Les périodes économiques difficiles peuvent entraîner des difficultés financières pour les particuliers et les entreprises. Les notaires peuvent jouer un rôle essentiel dans la restructuration des dettes, en aidant les clients à renégocier les prêts, à élaborer des accords de remboursement et à protéger leurs intérêts juridiques. 

Conseil en droit des affaires 

Les entreprises sont souvent confrontées à des défis juridiques pendant les périodes économiques incertaines. Les notaires peuvent offrir des conseils en matière de droit des sociétés, de contrats commerciaux, de restructuration d’entreprise et d’autres domaines du droit des affaires pour aider les entreprises à relever ces défis. 

Les opportunités pour les notaires en période d'incertitude économique

Le rôle des notaires dans la restructuration des entreprises en difficulté 

Le notaire occupe une position cruciale lorsqu’il s’agit de restructurer des entreprises en difficulté, que ce soit pour vérifier la validité des cessions d’actifs antérieures ou pour faciliter la vente d’actifs.

L’examen de la validité des cessions d’actifs antérieures   

Selon une étude récente menée par la Chambre des notaires de France, les notaires jouent un rôle essentiel dans la restructuration des entreprises en difficulté. En effet, lors des procédures collectives, les notaires interviennent à différentes étapes du processus pour faciliter la vente d’actifs et contribuer à la réalisation des objectifs de la restructuration. 

Avant l’ouverture de la procédure collective, les notaires sont souvent sollicités pour examiner la validité des cessions d’actifs antérieures. Selon les données recueillies par la Chambre des notaires, dans 45 % des cas de restructuration d’entreprises en difficulté, des irrégularités sont détectées dans les cessions d’actifs précédentes, nécessitant l’intervention des notaires pour clarifier la situation et assurer la validité des transactions à venir. 

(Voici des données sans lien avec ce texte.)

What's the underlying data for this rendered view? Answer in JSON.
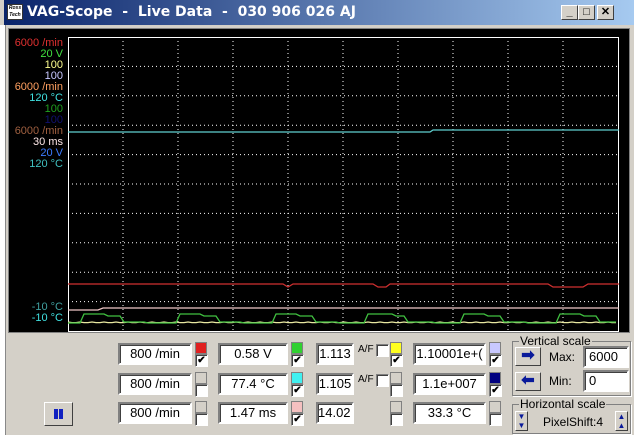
{
  "window": {
    "title": "VAG-Scope  -  Live Data  -  030 906 026 AJ",
    "icon_text": "Ross Tech",
    "minimize": "_",
    "maximize": "□",
    "close": "✕"
  },
  "colors": {
    "red": "#e02020",
    "green": "#30d030",
    "yellow": "#ffff20",
    "lavender": "#c8c8ff",
    "cyan": "#40f0f0",
    "navy": "#000080",
    "pink": "#f4c0c0",
    "grey": "#d4d0c8"
  },
  "scale_labels": [
    {
      "text": "6000 /min",
      "color": "#e03030"
    },
    {
      "text": "20 V",
      "color": "#40e040"
    },
    {
      "text": "100",
      "color": "#ffff90"
    },
    {
      "text": "100",
      "color": "#c8c8ff"
    },
    {
      "text": "6000 /min",
      "color": "#ffa060"
    },
    {
      "text": "120 °C",
      "color": "#40e0e0"
    },
    {
      "text": "100",
      "color": "#20a020"
    },
    {
      "text": "100",
      "color": "#101070"
    },
    {
      "text": "6000 /min",
      "color": "#a06040"
    },
    {
      "text": "30 ms",
      "color": "#ffe8e8"
    },
    {
      "text": "20 V",
      "color": "#3c7cff"
    },
    {
      "text": "120 °C",
      "color": "#40c0c0"
    }
  ],
  "min_labels": [
    {
      "text": "-10 °C",
      "color": "#40a0a0"
    },
    {
      "text": "-10 °C",
      "color": "#40e0e0"
    }
  ],
  "channels": [
    {
      "value": "800 /min",
      "swatch": "#e02020",
      "checked": true
    },
    {
      "value": "800 /min",
      "swatch": "#d4d0c8",
      "checked": false
    },
    {
      "value": "800 /min",
      "swatch": "#d4d0c8",
      "checked": false
    },
    {
      "value": "0.58 V",
      "swatch": "#30d030",
      "checked": true
    },
    {
      "value": "77.4 °C",
      "swatch": "#40f0f0",
      "checked": true
    },
    {
      "value": "1.47 ms",
      "swatch": "#f4c0c0",
      "checked": true
    },
    {
      "value": "1.113",
      "af": "A/F",
      "af_checked": false,
      "swatch": "#ffff20",
      "checked": true
    },
    {
      "value": "1.105",
      "af": "A/F",
      "af_checked": false,
      "swatch": "#d4d0c8",
      "checked": false
    },
    {
      "value": "14.02 V",
      "swatch": "#d4d0c8",
      "checked": false
    },
    {
      "value": "1.10001e+(",
      "swatch": "#c8c8ff",
      "checked": true
    },
    {
      "value": "1.1e+007",
      "swatch": "#000080",
      "checked": true
    },
    {
      "value": "33.3 °C",
      "swatch": "#d4d0c8",
      "checked": false
    }
  ],
  "vertical_scale": {
    "title": "Vertical scale",
    "max_label": "Max:",
    "max_value": "6000",
    "min_label": "Min:",
    "min_value": "0"
  },
  "horizontal_scale": {
    "title": "Horizontal scale",
    "pixelshift": "PixelShift:4"
  },
  "pause_button": "pause"
}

L’importance du notaire dans la vente d’actifs 

Pendant la période d’observation, les notaires jouent un rôle important dans la vente d’actifs dans le cadre d’un plan de continuation ou d’une cession. Selon une étude réalisée par une association de professionnels du droit, dans près de 60 % des procédures collectives, les notaires sont impliqués dans la vente d’actifs, en veillant à ce que les transactions se déroulent de manière transparente et en respectant les exigences légales. 

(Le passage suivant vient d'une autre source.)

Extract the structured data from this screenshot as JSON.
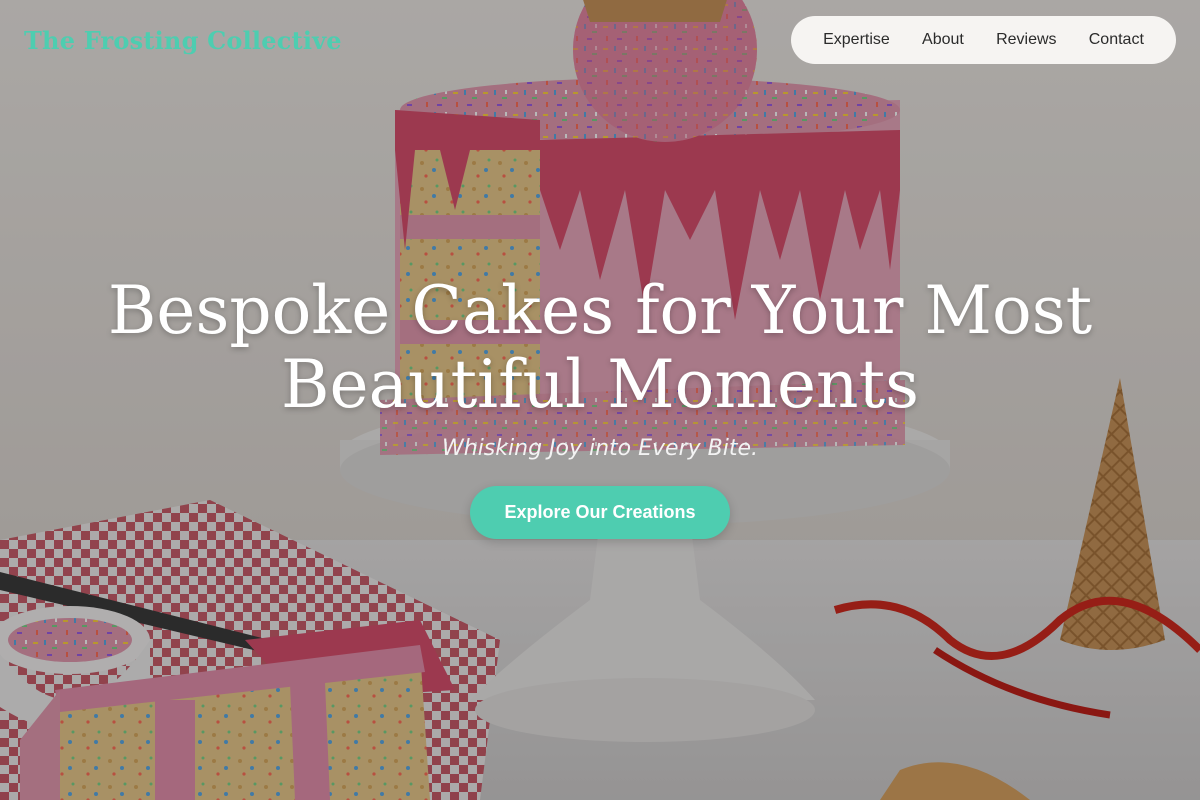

En cas de liquidation judiciaire, les notaires peuvent être chargés des ventes d’immeubles ou de fonds de commerce. Selon les données fournies par le Conseil supérieur du notariat, les ventes d’actifs immobiliers dans le cadre de procédures de liquidation judiciaire représentent environ 30 % de toutes les ventes réalisées par les notaires dans le domaine de la restructuration des entreprises en difficulté. 

Après la clôture de la procédure collective, l’intervention des notaires peut être nécessaire si l’actif n’a pas été totalement réalisé. Selon une étude menée par un institut de recherche économique, dans 20 % des cas de restructuration d’entreprises, certains actifs ne sont pas entièrement réalisés lors de la procédure collective, nécessitant l’intervention des notaires pour finaliser les transactions et assurer une clôture complète de la procédure. 

Ces statistiques et études concrètes soulignent l’importance du rôle des notaires dans la restructuration des entreprises en difficulté. Leur expertise juridique et leur implication tout au long du processus contribuent à garantir la transparence des transactions, à protéger les intérêts de toutes les parties prenantes et à favoriser la réussite des opérations de restructuration. 

Conclusion  

Les notaires ont dû faire face à d’importants changements dans leur activité en raison de la situation économique actuelle. Cela s’est traduit par une baisse de la demande et des défis liés aux crises immobilières successives. Cependant, ils ont la possibilité de saisir de nouvelles opportunités et de jouer un rôle essentiel dans des domaines tels que la planification successorale et la restructuration des entreprises en difficulté. Leur expertise et leur contribution restent indispensables dans un contexte où le paysage économique est en constante évolution.